バイデン政権のコロナ対策法案、超党派での可決目指し駆け引き
(CNN) バイデン米大統領は、自ら打ち出した1兆9000億ドル(約200兆円)規模の新型コロナ対策法案について、引き続き超党派での成立を目指す方針だ。しかしホワイトハウスの当局者は、法案の規模を削減して共和党の支持を確保する必要があると内々に認めている。共和党の議員らは、法案の規模に難色を示していた。
ホワイトハウスが法案の規模をどこまで引き下げる意向なのか、またそれによって共和党の支持が取り付けられるのかどうかは不明。
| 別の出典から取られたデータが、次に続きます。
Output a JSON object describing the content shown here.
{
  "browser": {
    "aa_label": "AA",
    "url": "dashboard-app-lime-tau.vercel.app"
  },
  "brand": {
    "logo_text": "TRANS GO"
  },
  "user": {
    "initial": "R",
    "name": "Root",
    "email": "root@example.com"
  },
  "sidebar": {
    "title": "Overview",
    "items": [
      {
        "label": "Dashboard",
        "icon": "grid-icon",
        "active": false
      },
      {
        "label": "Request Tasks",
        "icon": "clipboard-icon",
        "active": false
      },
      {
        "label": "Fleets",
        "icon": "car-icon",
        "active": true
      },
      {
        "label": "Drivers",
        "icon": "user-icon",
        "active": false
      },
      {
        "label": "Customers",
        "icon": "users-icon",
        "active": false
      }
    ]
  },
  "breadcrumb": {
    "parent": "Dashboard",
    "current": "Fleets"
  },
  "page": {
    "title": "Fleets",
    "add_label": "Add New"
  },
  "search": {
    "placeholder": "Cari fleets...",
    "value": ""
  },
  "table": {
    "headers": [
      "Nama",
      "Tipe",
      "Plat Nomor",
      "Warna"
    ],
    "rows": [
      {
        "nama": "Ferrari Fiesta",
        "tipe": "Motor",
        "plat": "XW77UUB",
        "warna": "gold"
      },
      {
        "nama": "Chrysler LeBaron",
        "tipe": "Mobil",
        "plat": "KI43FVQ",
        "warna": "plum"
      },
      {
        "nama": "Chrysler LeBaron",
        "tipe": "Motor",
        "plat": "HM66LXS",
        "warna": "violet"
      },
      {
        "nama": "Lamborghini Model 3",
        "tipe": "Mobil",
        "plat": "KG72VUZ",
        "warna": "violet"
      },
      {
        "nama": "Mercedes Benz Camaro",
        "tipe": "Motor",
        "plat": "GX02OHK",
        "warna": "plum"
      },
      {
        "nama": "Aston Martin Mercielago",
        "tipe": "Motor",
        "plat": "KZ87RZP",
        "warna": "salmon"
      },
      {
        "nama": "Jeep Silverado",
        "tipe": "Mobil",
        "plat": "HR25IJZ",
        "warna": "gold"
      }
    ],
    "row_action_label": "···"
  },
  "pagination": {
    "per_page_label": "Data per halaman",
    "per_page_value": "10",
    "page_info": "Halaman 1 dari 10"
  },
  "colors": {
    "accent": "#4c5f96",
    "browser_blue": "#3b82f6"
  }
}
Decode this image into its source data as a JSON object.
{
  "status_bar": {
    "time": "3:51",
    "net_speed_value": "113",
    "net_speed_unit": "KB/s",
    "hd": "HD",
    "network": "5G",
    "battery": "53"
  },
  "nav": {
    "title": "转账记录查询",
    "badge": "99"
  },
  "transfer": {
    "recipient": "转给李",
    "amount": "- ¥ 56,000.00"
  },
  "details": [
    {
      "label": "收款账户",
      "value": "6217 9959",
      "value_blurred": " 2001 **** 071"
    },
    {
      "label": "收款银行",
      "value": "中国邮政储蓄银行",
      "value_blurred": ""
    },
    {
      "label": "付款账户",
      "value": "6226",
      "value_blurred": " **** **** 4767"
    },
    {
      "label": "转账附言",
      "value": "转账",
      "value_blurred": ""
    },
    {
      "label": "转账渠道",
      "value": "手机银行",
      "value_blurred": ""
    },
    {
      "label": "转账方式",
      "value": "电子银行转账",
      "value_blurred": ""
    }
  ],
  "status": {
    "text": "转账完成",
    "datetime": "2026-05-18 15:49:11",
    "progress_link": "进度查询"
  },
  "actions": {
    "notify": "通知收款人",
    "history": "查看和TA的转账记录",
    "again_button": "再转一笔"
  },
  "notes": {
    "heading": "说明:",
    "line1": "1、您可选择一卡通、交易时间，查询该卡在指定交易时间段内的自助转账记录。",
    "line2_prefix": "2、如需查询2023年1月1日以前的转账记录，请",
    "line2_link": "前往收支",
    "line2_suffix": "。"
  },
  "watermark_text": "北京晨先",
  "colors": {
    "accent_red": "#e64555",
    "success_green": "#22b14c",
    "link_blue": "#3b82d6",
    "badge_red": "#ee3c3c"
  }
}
さらにこうした現実を踏まえて、バイデン政権の当局者や民主党の議員らは超党派での成立にこぎつけられるとの見方に一段と懐疑的になっている。
複数の有力な共和党上院議員も、ホワイトハウスが超党派での法案成立を真剣に考えているのかどうか疑問を投げかけている。
コロナ対策法案を通常の立法手続きで通すには、民主党の上院議員50人全員に加え共和党の上院議員10人が賛成に回る必要がある。そうなれば他の共和党議員の反対があっても法案を可決できる。
バイデン氏は超党派での成立が望ましいと繰り返し訴えてきたが、側近らは経済的な救済措置が直ちに必要な状況だと強調。上院で新たに多数派となった民主党議員も、通常と異なる「調整(reconciliation)」と呼ばれる手続きの活用を検討している。その場合は、党の方針に沿った法案の主要部分を詰め込んで、可決に持ち込むことが可能になる。
バイデン氏が救済策の規模を1兆9000億ドルより引き下げることを検討する意向も示す一方で、ホワイトハウスの当局者は法案の分割には関心がないことを明言した。これは法案の一部を超党派で可決した後、残りの部分を別のパッケージとして「調整」を通じて通す措置を意味する。
サキ大統領報道官はツイッターで、国民のニーズは食糧確保の必要性からワクチン接種、学校再開に至るまで急を要するものばかりだと指摘。「こうした課題は党派の問題ではない。我々は幅広い声と関りを持つ。民主主義が機能しているとはそういうことだ。救済パッケージの2分割は考えていない」と述べた。
28日、ホワイトハウスで新型コロナ対策法案を通すには法案の分割が必要になると思うかと問われたバイデン氏は、記者団に対し笑顔を浮かべながら「私に何かをしろと言ってくる人は誰もいない」と返した。
サキ報道官は同日の会見で、「大統領はこれが超党派のパッケージになることを望んでおり、仕組みは問題にしていない」「仮に『調整』の手続きを活用するとしても、共和党はパッケージへの賛成票を投じることができる」と強調した。